В каком-то отношении эти тексты представляют собой римейки старых, хорошо известных мыслительных мотивов и сюжетов. Римейк - это переделка, перелицовка классических произведений. Например, "Войну и мир" можно переписать на новый лад, поместив ее героев в обстоятельства Отечественной войны не 1812, а 1941-45 годов. Или переписать "Горе от ума", придав Чацкому черты диссидента 1970-х годов. Такие римейки становятся все более популярными в кино и в литературе: они позволяют подключить энергию хорошо известного сюжета к новым обстоятельствам и намерениям автора. Вместо того, чтобы изобретать новый художественный язык, новую грамматику, требующую долгого усвоения, римейк пользуется знаковыми фигурами, уже вошедшими в сознание общества, и тем самым использует мифический потенциал сложившегося контекста для создания нового текста, который укорачивается ровно настолько, насколько подключается к смысловым ресурсам уже известных текстов. Так и некоторые из предлагаемых здесь трактатов (не все) представляют римейки известных философских сюжетов и концептов: мудрость, познание, глубина, знак, язык, грех, справедливость, душа, единое, многое...

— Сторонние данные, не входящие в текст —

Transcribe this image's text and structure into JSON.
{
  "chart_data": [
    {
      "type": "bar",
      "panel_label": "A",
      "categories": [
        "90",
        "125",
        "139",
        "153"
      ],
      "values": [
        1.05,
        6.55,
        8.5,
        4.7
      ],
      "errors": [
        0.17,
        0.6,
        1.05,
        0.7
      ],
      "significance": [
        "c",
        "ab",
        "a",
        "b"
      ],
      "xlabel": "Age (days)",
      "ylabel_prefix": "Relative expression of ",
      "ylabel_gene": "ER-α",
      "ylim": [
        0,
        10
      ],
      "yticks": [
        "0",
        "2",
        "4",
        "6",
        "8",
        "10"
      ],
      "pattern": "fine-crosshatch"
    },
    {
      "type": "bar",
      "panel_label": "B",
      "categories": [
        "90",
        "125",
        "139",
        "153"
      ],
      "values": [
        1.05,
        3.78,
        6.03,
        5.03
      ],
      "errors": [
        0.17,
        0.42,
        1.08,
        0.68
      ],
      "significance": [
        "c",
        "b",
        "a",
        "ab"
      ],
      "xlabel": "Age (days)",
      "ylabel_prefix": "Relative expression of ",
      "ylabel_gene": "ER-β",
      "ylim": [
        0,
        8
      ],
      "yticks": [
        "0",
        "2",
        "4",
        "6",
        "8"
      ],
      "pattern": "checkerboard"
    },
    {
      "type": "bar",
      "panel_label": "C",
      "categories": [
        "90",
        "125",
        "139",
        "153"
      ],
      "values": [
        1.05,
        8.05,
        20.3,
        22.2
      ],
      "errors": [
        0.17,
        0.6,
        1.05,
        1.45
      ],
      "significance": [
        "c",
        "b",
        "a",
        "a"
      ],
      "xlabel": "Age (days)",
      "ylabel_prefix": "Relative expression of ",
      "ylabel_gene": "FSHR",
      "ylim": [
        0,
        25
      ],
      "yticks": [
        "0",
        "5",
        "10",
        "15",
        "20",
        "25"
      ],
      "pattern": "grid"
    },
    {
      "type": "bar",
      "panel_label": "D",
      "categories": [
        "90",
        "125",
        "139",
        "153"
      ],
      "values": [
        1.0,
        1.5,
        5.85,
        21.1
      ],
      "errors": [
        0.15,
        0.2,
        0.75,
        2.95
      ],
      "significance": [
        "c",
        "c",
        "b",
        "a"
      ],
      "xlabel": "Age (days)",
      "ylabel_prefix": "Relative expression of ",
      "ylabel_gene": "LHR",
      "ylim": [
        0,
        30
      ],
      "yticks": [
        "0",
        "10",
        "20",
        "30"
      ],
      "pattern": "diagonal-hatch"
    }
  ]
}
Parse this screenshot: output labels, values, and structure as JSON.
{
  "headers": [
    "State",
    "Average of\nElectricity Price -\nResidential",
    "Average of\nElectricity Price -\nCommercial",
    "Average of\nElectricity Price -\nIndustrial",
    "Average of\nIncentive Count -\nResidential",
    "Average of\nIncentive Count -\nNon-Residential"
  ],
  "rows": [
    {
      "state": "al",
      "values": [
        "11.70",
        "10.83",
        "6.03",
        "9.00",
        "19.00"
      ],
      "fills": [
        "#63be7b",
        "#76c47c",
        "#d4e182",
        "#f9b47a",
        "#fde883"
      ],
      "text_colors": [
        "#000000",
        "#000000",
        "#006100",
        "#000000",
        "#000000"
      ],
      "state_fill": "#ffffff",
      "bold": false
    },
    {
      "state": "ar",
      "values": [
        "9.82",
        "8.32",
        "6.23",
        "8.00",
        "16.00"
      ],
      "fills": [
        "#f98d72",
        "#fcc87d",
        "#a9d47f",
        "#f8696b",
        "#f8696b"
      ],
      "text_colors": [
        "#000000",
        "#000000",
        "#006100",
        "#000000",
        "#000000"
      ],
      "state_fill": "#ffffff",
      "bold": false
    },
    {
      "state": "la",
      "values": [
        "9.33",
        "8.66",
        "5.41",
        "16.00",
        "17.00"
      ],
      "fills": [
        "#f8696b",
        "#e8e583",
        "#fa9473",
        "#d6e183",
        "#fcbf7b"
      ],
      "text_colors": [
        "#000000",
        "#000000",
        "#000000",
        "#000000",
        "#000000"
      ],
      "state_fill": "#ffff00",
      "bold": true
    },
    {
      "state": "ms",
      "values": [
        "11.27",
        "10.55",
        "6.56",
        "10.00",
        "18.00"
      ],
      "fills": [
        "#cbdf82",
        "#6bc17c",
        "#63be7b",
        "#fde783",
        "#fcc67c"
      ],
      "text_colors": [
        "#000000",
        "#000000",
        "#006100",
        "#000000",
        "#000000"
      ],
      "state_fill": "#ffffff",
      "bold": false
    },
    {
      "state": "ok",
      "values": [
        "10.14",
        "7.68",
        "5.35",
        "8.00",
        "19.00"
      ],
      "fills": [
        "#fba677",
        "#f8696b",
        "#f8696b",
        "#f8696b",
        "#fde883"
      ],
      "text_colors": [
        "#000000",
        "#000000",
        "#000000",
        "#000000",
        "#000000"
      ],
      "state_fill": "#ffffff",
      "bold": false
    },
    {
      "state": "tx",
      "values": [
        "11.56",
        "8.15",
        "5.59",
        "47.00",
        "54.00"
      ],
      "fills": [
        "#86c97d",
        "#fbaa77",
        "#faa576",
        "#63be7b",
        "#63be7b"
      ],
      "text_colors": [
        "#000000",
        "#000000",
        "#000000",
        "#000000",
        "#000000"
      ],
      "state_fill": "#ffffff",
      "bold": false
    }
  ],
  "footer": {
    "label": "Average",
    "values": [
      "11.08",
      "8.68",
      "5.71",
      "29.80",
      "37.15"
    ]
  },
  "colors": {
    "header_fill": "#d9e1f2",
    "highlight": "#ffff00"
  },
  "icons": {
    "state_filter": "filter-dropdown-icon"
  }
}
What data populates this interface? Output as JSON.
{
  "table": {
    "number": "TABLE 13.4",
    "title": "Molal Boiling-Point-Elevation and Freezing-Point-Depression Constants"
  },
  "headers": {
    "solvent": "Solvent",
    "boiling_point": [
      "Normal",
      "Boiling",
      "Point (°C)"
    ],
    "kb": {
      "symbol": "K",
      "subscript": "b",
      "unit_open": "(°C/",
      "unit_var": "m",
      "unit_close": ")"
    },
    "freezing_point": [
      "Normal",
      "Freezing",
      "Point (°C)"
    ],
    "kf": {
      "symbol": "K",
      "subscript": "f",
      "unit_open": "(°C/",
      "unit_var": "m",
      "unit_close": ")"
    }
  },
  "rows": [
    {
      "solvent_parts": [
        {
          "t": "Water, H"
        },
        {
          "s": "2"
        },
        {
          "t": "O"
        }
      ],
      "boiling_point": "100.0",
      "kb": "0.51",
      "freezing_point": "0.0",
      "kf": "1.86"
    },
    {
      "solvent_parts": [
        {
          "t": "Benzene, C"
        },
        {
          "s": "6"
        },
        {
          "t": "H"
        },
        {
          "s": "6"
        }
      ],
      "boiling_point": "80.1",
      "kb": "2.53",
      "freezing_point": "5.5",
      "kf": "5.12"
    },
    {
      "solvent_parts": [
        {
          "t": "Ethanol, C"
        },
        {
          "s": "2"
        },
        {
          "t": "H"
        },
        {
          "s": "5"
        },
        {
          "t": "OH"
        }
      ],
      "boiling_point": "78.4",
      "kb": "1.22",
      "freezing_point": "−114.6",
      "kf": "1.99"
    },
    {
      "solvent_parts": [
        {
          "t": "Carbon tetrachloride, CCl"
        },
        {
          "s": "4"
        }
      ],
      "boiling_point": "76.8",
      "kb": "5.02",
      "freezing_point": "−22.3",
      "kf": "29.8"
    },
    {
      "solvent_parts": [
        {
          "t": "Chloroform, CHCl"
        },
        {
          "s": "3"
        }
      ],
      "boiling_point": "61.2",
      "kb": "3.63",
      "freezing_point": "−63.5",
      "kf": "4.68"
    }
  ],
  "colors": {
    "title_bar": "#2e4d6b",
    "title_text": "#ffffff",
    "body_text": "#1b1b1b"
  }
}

Разумеется, это не чисто количественное сокращение - отсечение лишних частей. Результатом такого дробления стал бы осколок - афоризм или фрагмент, жанр романтической борьбы против целого с целью его разрушения. Маленький трактат, напротив, сохраняет структурные свойства целого, обозревает тему с разных сторон, дает серию соотнесенных понятий и дефиниций, одним словом, не забывает именно трактовать предмет, обходить его по кругу, в системе внутренних пропорций и внешних взаимосвязей, но... умещает этот макрокосм темы в микрокосм текста. Это не осколок, а скорее семя, содержащее в себе план целого растения, но без его ботвы, без его клетчатки, этой пухнущей жизнелюбивой массы, ищущей себе наибольшего места под солнцем.

Точнее, маленький трактат - это миниатюрное дерево-бонзай, создание прихотливого японского ума, извечно наклонного к эстетике малого.

bonsai tree

Не этот ли врожденный минимализм, вызванный островным положением малой страны, позволил японцам вырваться вперед остального мира в век миниатюрных технических решений? Другие страны в разных формах стремились к экспансии - политической, технической, экономической, космической, результатом чего стал саморазваливающийся советский гигантизм и все более шаткий, расползающийся по швам, по "меньшинствам" и субкультурам, гигантизм американский. Японцы же, наученные опытом неудавшейся военной экспансии, вернулись к своему традиционному занятию: вставлять крупные вещи в более мелкие, сжимать космос до сада камней, а сложный прибор - до микросхемы. Так и развилась передовая технология - через минимализацию всех конструктивных решений.

Но еще за тысячу лет до того, в сочинениях Сэй-Сенагон и других японских классиков, рождался жанр миниатюрного трактата - краткого перечисления основных свойств предмета, его сходств и различий с другими предметами. Это называлось "дзуйхицу" - буквально "слежение за кистью", и поражало непроизвольностью и вместе с тем разносторонностью трактовки. Текст усекал длинноту ветвящихся мыслей при сохранении их извилистого сложения и круглящейся кроны. Это была словесность-бонзай, сохраняющая эстетику целого и неутомительная для читателя. Расползшаяся масса большого дерева внушает тоску своим избыточным существованием - вспомним европейского героя, Рокантена, именно в окружении древесных корней вдруг ощутившего экзистенциальную тоску и абсурд в "Тошноте" Сартра. В дереве-бонзай ничто не мешает воспринять чистую форму древесности, выявлению которой и служит его ограниченная, хорошо воспитанная масса.